The Director of Public Prosecutions, David Calvert-Smith, said he would be issuing new guidelines for crown prosecutors and that he was prepared to consider lowering the current threshold of evidence needed to bring a prosecution.
Such a move would be hugely controversial. The human rights group Liberty warned that any lowering of the standard for bringing prosecutions could create injustice. John Wadham, its director, said: "We would be very concerned about the lowering of the standard. It's bound to mean that more people are arrested, detained, prosecuted and held in custody. A significant number of these people will be innocent."
The Law Society was also cautious. It welcomed the debate but insisted that certain safeguards would have to be in place. Robert Sayer, its president, said: "There must be a proper system for testing the evidence and adequate professional advice."
The DPP is concerned that the CPS may be dominated by the prevailing ethos of the legal profession and is anxious that the "public should own the system". He will launch a massive consultation exercise next year to gauge public opinion on prosecution policy.
Mr Calvert-Smith said he would be willing to consider arguments in favour of reverting to the old prima facie standard of evidence, where prosecutions were brought whenever there was an elementary case to answer. Prosecutions are currently only brought where there is a "realistic prospect" of conviction.
Mr Calvert-Smith admitted that a prima facie system would "cost millions" to administer and that it had been criticised in the past because of high rates of acquittal. He said: "The old-fashioned view was that if there was a prima facie case, the prosecution should not act as judge and jury." He said that the view was that only the judge and jury should have that role. If prima facie was reintroduced, the DPP admitted, "a lot of innocent people" being brought before the courts, which he said was "a bit unfair".

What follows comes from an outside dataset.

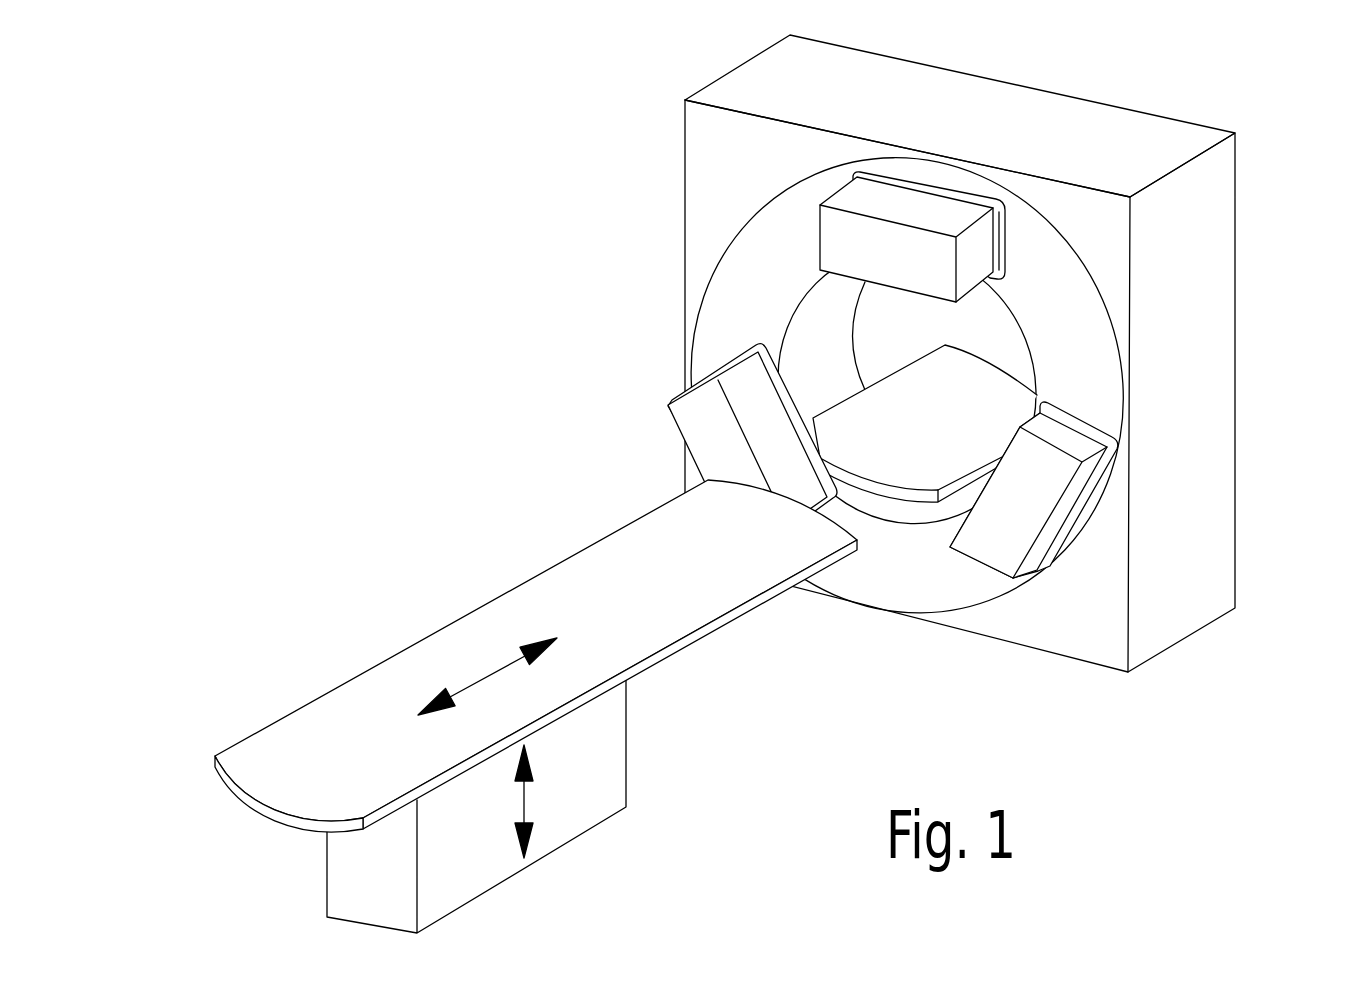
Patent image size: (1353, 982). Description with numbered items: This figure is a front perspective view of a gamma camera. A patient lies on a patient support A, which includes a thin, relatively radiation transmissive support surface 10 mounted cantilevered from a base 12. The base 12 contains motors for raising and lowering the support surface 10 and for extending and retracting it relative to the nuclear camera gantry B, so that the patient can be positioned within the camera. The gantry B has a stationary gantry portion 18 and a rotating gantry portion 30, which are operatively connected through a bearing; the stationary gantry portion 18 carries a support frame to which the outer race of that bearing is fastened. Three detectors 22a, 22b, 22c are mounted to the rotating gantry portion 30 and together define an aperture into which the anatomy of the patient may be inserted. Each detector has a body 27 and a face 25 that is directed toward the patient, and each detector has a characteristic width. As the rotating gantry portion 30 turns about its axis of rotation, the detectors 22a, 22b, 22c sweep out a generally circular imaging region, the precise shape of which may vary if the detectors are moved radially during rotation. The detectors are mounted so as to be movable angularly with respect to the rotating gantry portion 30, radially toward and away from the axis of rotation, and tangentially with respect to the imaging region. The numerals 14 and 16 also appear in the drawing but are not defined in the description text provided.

But he said: "With the realistic prospect test, a lot of people who might have been guilty are never actually prosecuted."
Mr Calvert-Smith said the fact that the current prosecution standard resulted in a 60 per cent conviction rate for not-guilty pleas was "an indication that we are doing it about right". He said that he would make the final decision on whether any change to the prosecution standard was necessary but said: "In the end it is my code but I would rather take in as many informed views as I can."
The DPP has been deeply impressed with the way Sir William Macpherson of Cluny's inquiry into the murder ofStephen Lawrence opened up the public debate on the workings of the law. He is anxious that the CPS is similarly subject to such public discussion.
The new guidelines for Crown Prosecutors will be the first since 1994, when Mr Calvert-Smith's predecessor, Dame Barbara Mills, published a document based on the views of the legal profession.
This will be the first time this area has been the subject of a public consultation exercise and Mr Calvert-Smith said he hoped the new code for prosecutors would be made available in schools, to encourage a greater understanding of the work of the CPS.
The DPP said he had received large amounts of correspondence from the public, asking why prosecutions, particularly in rape and sex abuse cases, had been dropped. People could not understand why the CPS had decided it was "not in the public interest" to proceed in cases of petty theft.
Mr Calvert-Smith said that although judges and lawyers were often accused of living in "ivory towers," the public needed to make a greater effort to understand the way the law worked. He said: "We all watch LA Law and love Kavanagh QC but it's unlikely that people have any more than the dimmest view of how [the criminal justice system] works."